A proof by induction will be difficult because, as $n$ increments, $2^n$ adds one factor of $2$ while $n!$ can add many.

The way I would do it is use Legendre's theorem, stated here, for example: http://www.cut-the-knot.org/blue/LegendresTheorem.shtml

If $p$ is a prime, and $v_p(n!)$ is the exponent of the greatest power of $p$ dividing $n!$, so $p^{v_p(n!)} \mid n!$ and $p^{v_p(n!)+1} \not\mid n!$, then $v_p(n!) =\sum_{k=1}^{\lfloor \log_p n \rfloor} \lfloor \dfrac{n}{p^k} \rfloor $.

It follows that

$\begin{array}\\ v_p(n!) &=\sum_{k=1}^{\lfloor \log_p n \rfloor} \lfloor \dfrac{n}{p^k} \rfloor\\ &\le\sum_{k=1}^{\lfloor \log_p n \rfloor} \dfrac{n}{p^k} \\ &=n\sum_{k=1}^{\lfloor \log_p n \rfloor} \dfrac{1}{p^k} \\ &<n\sum_{k=1}^{\infty} \dfrac{1}{p^k} \qquad\text{(here is where we get a strict inequality)}\\ &=n\dfrac{\frac1{p}}{1-\frac1{p}}\\ &=\dfrac{n}{p-1}\\ \end{array} $

In particular, for $p=2$, $v_2(n!) < n $, so $2^n \not\mid n! $.

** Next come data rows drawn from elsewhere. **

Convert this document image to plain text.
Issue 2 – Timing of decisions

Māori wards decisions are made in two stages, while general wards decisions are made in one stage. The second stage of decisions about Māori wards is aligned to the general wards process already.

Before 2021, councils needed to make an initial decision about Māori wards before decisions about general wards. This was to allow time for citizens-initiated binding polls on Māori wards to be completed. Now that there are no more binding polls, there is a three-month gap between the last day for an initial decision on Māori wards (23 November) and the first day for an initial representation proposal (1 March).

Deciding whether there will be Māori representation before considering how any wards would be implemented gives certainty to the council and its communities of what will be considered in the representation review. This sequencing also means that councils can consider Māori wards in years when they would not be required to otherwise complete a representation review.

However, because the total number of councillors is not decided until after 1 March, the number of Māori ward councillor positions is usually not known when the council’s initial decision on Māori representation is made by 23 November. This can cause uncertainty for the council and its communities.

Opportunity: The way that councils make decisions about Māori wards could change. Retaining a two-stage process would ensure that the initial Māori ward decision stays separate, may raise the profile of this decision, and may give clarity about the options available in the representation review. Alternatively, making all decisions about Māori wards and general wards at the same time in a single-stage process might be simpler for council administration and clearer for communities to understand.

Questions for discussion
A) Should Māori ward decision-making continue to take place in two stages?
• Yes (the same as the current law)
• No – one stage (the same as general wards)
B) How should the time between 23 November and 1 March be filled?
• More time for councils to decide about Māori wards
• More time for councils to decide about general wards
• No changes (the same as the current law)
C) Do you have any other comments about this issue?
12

Note that if $n=p^m$ for some integer $m$, then

$\begin{array}\\ v_p(n!) &=v_p((p^m)!)\\ &=n\sum_{k=1}^{\lfloor \log_p n \rfloor} \dfrac{1}{p^k}\\ &=n\sum_{k=1}^{m} \dfrac{1}{p^k}\\ &=p^m\dfrac{\frac1{p}-\frac1{p^{m+1}}}{1-\frac1{p}}\\ &=p^m\dfrac{1-\frac1{p^{m}}}{p-1}\\ &=\dfrac{p^m-1}{p-1}\\ \end{array} $

If $p=2$, $v_2((2^m)!) =2^m-1 $, so this misses by just $1$, so that $2^{2^m-1} \mid (2^m)!$ and $2^{2^m} \not\mid (2^m)!$.

Answer 4

The mistake in your work is the conclusion that if $2^n | j * k$, then either $2^n | j$ or $2^n | k$. For instance, consider that 8 divides $12*6 = 72$ but neither 12 or 6 is divisible by 8.

Answer 5

As pointed out in the other answers we can write the maximum power of $2$ that divides $n!$ as $\nu_2(n!) = \sum_{k\geq 0}\left\lfloor\frac{n}{2^k}\right\rfloor$. We can give a simple interpretation of this number by working in binary. The binary expansion of $n$ is $n = \sum_{k\geq 0} a_k 2^k$ with $a_k\in\{0,1\}$. Using this we find

$$\matrix{\nu_2(n!) &=& \sum_{k\geq 0}\left\lfloor\sum_{i\geq 0} a_i 2^{i-k}\right\rfloor \\= \sum_{k\geq 0}\sum_{i\geq k} a_i 2^{i-k} &=& \sum_{k\geq 0} a_k(1+2+4+\ldots + 2^{k-1}) \\= \sum_{k\geq 0} a_k(2^k-1) &=& n - \sum_{k\geq 0} a_k}$$

Thus

$$\nu_2(n!) = n - s_2(n)$$

where $s_2(n)$ is the sum of the binary digits of $n$. If $n>0$ then the binary expansion of $n$ must contain atleast one "$1$" so $\nu_2(n!) < n$ follows. The minimum value of $s_2(n)$ for $n>0$ occurs if $n$ is on the form $2^k$ for which $s_2(n) = 1$ and $v_2(n!) = n-1$.